The deeper story, with the real names for things — this part is what turns “I saw it” into “I can explain it.”

The clean mental model: undefined is the machine’s nothing; null is the programmer’s nothing.

undefined shows up uninvited, in a few predictable places. A declared-but-unassigned variable (you just saw it). A function that returns nothing (Phase 3). A missing property, or an off-the-end array position (both Phase 4).

null never appears on its own. If you see null, someone put it there to say “this field is intentionally empty.” That someone is a human — or an API (the way your code asks another program, often a server, for data).

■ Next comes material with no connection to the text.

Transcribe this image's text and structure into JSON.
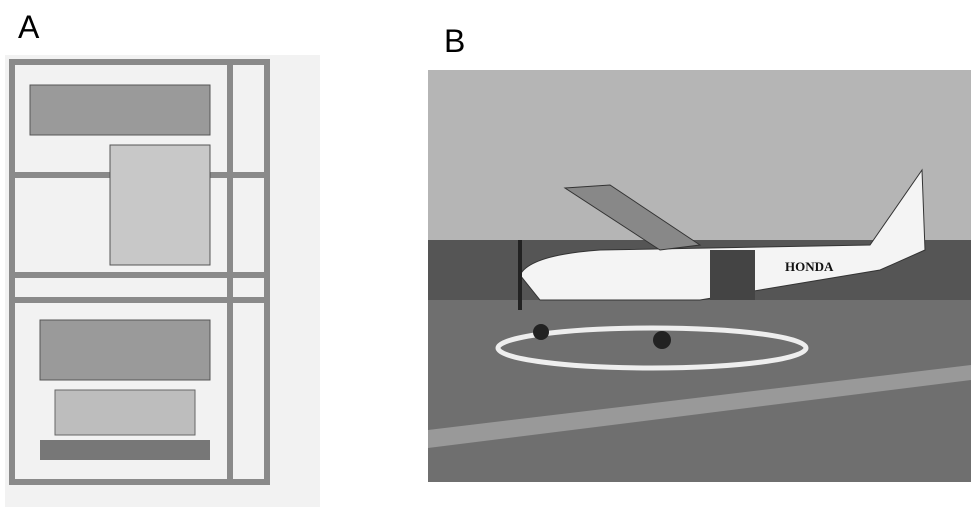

Gotcha! Ask the machine typeof null and it answers… "object". That is flatly wrong — null is its own primitive type. The wrong answer is one of the most famous bugs in computing history. It slipped into the very first JavaScript engine in 1995. By the time anyone could fix it, too many programs depended on it. It will never be fixed. Interviewers adore this question; now you have the story, not just the trivia.

💼 On the job — API responses are full of nulls. "middleName": null means the field exists and is deliberately empty. undefined usually means the field is missing entirely. “Empty on purpose” and “forgot to include it” are different bugs, with different fixes. Your future assertions will distinguish the two constantly.

A preview for lesson 1.9, where you meet JavaScript’s two ways of asking “are these equal?”. The loose way (written ==) considers the two nothings equal: null == undefined is true. The strict way (===) knows better: null === undefined is false.

your turn

✏️ Quick check 1

Type exactly what prints:

let score;
console.log(score);

✏️ Quick check 2

JavaScript has two “nothings.” A profile field the person deliberately left empty should hold which one? Type it.

✏️ Quick check 3

What value does the expression 5 === 4 produce? Type it.

teach it back

🗣️ Now teach it back

Explain to a friend: why does JavaScript have TWO kinds of “nothing”, and how would you decide whether a nothing you found is undefined or null territory?

Write it as if your friend is sitting next to you. Saved to your journal — future-you will use these notes to teach others.

a few sentences, minimum — you’ve got this
to remember
boolean = exactly two values, true and false — and every comparison (10 > 3) is a factory that produces one.
undefined = the machine’s nothing: “never set.” It appears by itself, as a signal — you rarely write it.
null = the programmer’s nothing: deliberately stored emptiness. And typeof null === "object" is a famous, permanent 1995 bug — great interview story.